A high churchman, he often appeared in front of ecclesiastical courts. He served as Chancellor of the dioceses of Derby and Wakefield from 1928 to 1944, Chancellor of the diocese of Carlisle from 1930 to 1944, Vicar-General of the Province of York from 1934 to 1944, and Commissary General for the Diocese of Canterbury from 1942 to 1944.
Vaisey was appointed to the High Court and assigned to the Chancery Division in 1944, receiving the customary knighthood. The appointment was unexpected, as Vaisey was 66 at the time and had been passed over for preferment several times. He retired in 1960.

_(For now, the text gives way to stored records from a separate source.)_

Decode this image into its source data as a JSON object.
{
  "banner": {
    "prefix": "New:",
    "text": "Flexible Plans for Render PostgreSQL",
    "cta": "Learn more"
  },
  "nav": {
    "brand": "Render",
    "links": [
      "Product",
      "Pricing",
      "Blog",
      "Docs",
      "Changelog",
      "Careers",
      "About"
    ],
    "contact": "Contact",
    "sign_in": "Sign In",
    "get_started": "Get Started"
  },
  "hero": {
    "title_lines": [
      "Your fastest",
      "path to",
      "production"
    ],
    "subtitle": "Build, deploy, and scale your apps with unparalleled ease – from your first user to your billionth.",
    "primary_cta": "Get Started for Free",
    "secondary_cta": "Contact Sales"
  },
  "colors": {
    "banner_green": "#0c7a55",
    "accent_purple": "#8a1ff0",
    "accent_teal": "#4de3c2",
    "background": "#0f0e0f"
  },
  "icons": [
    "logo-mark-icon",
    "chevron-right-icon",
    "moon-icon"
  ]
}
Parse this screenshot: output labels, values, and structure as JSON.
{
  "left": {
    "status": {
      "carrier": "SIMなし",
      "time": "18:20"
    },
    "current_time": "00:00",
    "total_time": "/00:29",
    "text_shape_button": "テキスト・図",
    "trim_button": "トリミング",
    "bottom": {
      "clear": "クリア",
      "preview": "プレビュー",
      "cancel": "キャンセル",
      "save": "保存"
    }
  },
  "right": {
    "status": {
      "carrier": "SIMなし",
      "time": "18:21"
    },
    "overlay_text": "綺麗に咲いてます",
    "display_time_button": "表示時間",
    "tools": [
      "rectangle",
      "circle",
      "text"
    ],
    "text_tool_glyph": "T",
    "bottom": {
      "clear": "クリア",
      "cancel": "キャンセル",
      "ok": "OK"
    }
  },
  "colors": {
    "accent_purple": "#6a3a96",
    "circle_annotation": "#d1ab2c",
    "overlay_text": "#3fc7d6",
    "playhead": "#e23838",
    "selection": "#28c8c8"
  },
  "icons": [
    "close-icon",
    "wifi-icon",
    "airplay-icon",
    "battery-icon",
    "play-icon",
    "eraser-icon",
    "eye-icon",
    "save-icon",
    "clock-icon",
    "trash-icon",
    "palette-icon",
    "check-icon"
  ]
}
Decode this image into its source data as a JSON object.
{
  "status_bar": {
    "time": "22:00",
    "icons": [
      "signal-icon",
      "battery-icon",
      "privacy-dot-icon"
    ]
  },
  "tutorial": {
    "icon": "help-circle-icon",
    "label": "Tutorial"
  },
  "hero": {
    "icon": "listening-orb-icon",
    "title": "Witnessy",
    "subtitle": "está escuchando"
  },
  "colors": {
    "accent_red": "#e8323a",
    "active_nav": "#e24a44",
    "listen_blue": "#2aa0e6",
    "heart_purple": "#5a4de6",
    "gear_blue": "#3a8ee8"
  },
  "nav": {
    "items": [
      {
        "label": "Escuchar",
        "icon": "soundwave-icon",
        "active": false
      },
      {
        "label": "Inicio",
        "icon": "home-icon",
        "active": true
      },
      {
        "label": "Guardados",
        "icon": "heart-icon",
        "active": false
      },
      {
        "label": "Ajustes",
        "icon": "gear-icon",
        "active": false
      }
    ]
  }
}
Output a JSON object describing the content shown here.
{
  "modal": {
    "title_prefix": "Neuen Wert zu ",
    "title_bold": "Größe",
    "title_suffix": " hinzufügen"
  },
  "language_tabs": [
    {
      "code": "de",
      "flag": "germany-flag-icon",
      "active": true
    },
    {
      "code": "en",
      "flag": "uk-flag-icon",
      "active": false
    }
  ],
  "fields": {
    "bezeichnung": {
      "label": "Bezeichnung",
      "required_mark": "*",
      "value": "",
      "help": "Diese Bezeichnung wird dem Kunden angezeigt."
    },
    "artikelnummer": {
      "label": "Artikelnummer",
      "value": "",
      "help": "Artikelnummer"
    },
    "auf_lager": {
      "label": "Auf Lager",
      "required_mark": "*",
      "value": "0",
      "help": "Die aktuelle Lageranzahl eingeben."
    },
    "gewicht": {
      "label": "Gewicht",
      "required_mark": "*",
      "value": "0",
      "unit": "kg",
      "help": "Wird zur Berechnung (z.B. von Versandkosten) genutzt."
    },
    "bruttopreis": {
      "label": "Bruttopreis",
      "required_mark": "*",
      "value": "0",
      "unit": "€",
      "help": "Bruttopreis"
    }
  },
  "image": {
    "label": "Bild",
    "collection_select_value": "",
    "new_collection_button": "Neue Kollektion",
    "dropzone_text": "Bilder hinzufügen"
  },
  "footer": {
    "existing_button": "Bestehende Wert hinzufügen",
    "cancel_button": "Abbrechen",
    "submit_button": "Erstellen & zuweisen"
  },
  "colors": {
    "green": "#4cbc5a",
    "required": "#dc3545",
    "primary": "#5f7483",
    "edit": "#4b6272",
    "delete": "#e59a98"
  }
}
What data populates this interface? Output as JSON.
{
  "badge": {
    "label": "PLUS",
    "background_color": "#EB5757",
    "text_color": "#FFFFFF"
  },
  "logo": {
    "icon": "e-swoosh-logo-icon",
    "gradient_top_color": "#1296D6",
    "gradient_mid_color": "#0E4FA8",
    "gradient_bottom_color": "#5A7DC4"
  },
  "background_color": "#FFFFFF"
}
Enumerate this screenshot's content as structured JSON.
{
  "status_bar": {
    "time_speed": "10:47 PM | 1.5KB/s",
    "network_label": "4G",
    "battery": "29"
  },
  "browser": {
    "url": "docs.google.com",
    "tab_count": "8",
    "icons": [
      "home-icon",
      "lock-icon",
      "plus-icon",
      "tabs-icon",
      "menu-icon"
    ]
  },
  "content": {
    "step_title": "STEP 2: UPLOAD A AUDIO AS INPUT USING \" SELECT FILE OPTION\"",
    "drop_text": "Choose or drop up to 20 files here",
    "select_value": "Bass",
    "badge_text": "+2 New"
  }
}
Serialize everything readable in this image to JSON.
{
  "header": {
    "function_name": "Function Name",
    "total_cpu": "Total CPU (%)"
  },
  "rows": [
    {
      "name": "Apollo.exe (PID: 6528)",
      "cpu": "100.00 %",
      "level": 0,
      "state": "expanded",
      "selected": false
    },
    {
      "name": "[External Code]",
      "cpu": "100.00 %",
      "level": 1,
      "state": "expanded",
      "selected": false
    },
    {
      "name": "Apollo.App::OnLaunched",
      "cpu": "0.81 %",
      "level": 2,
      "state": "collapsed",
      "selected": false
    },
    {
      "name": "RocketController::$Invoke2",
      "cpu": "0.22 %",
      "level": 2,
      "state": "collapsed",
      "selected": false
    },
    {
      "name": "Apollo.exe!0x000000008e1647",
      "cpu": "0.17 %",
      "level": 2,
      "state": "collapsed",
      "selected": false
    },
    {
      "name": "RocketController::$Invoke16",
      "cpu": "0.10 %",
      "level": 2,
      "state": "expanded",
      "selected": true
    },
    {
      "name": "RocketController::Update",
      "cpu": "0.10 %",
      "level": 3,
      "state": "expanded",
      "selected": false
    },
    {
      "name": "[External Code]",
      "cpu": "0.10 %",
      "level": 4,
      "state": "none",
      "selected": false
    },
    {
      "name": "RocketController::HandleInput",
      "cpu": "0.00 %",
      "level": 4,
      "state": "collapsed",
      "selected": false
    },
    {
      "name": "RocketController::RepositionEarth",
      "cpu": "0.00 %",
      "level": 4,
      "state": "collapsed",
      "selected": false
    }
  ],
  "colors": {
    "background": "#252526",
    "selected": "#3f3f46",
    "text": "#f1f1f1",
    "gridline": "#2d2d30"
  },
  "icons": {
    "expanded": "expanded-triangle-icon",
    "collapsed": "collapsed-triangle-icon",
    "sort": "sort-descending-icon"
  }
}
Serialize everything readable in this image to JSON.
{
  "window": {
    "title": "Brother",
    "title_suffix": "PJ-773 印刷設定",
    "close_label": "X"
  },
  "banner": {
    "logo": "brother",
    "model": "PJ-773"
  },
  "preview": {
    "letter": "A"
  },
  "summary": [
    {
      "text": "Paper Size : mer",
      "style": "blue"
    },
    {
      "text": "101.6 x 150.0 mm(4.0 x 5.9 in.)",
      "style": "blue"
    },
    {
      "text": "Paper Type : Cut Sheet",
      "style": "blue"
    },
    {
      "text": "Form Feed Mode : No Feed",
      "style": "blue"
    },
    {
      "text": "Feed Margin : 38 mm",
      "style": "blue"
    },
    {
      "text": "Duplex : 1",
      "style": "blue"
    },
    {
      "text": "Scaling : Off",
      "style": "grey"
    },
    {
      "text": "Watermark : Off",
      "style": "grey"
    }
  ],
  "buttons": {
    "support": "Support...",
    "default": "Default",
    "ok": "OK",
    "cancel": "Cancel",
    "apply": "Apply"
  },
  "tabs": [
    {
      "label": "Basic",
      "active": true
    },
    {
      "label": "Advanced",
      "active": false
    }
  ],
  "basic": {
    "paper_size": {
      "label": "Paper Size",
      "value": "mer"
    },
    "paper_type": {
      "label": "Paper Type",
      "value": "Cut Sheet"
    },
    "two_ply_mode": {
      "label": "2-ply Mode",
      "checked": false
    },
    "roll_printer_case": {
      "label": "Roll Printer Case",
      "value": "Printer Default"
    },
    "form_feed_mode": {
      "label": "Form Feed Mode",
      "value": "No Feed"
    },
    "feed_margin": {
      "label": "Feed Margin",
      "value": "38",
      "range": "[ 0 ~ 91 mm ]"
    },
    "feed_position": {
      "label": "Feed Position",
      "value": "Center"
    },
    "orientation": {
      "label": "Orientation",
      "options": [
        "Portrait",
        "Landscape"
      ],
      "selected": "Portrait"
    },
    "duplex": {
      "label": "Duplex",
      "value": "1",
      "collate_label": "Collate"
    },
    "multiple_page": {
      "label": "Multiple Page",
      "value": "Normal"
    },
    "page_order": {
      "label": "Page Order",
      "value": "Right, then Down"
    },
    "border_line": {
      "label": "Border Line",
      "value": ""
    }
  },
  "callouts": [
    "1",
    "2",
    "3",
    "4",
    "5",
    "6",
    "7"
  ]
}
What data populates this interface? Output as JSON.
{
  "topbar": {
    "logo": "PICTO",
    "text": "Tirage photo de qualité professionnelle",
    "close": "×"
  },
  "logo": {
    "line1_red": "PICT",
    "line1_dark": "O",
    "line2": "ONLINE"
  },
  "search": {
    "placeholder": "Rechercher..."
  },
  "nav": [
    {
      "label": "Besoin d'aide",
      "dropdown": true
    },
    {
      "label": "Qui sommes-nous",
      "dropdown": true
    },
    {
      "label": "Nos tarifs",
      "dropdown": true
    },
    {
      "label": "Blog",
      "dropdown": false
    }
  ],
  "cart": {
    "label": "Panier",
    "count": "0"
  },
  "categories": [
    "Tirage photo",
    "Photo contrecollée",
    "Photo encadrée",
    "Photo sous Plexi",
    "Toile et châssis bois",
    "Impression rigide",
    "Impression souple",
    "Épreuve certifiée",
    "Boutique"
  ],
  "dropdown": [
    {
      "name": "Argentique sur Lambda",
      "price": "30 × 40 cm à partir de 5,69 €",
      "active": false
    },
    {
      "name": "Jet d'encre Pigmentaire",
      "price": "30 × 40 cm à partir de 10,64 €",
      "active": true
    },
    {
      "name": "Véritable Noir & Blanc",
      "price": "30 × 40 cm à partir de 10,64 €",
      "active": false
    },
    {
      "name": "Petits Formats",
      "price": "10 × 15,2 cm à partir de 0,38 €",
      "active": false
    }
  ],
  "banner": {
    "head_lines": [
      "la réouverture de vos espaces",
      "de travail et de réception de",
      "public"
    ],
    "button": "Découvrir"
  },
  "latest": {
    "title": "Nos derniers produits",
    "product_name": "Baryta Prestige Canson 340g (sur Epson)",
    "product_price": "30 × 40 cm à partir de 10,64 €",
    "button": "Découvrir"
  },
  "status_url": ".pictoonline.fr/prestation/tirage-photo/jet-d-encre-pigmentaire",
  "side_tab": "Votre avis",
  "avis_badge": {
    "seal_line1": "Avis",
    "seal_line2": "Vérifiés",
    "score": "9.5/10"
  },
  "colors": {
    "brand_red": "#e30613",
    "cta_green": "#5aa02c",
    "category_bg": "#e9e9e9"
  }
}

Vaisey has a certain level of notoriety for some of his more colourful turns of phrase, for example he is noted as saying:
It is a fearful thing to contemplate that when you are driving along the road, a heavy horse may at any moment drop from the sky on top of you.
and:
A gentleman's agreement is an agreement which is not an agreement, made between two people neither of whom are gentlemen, whereby each expects the other to be strictly bound without himself being bound at all.
Vaisey also ruled that the law of England and Wales does not allow a person to change their given name. In Re Parrott, Cox v Parrott [1946] Ch 183, Vaisey stated that he knew of no way short of an Act of Parliament that a person's first name could be altered. The case hinged on a will that stipulated that the inheritor would only inherit if he changed his first name. Vaisey stated that he did not believe one could change one's first name by way of a deed of change of name (deed poll).[1]
This precedent is widely ignored, but to register a deed of change of name in the High Court of England and Wales, a caveat must be endorsed on the deed along the lines of "Notwithstanding the decision of Mr Justice Vaisey in Re: Parrott, Cox v Parrott, the applicant desires the enrolment to proceed".[2]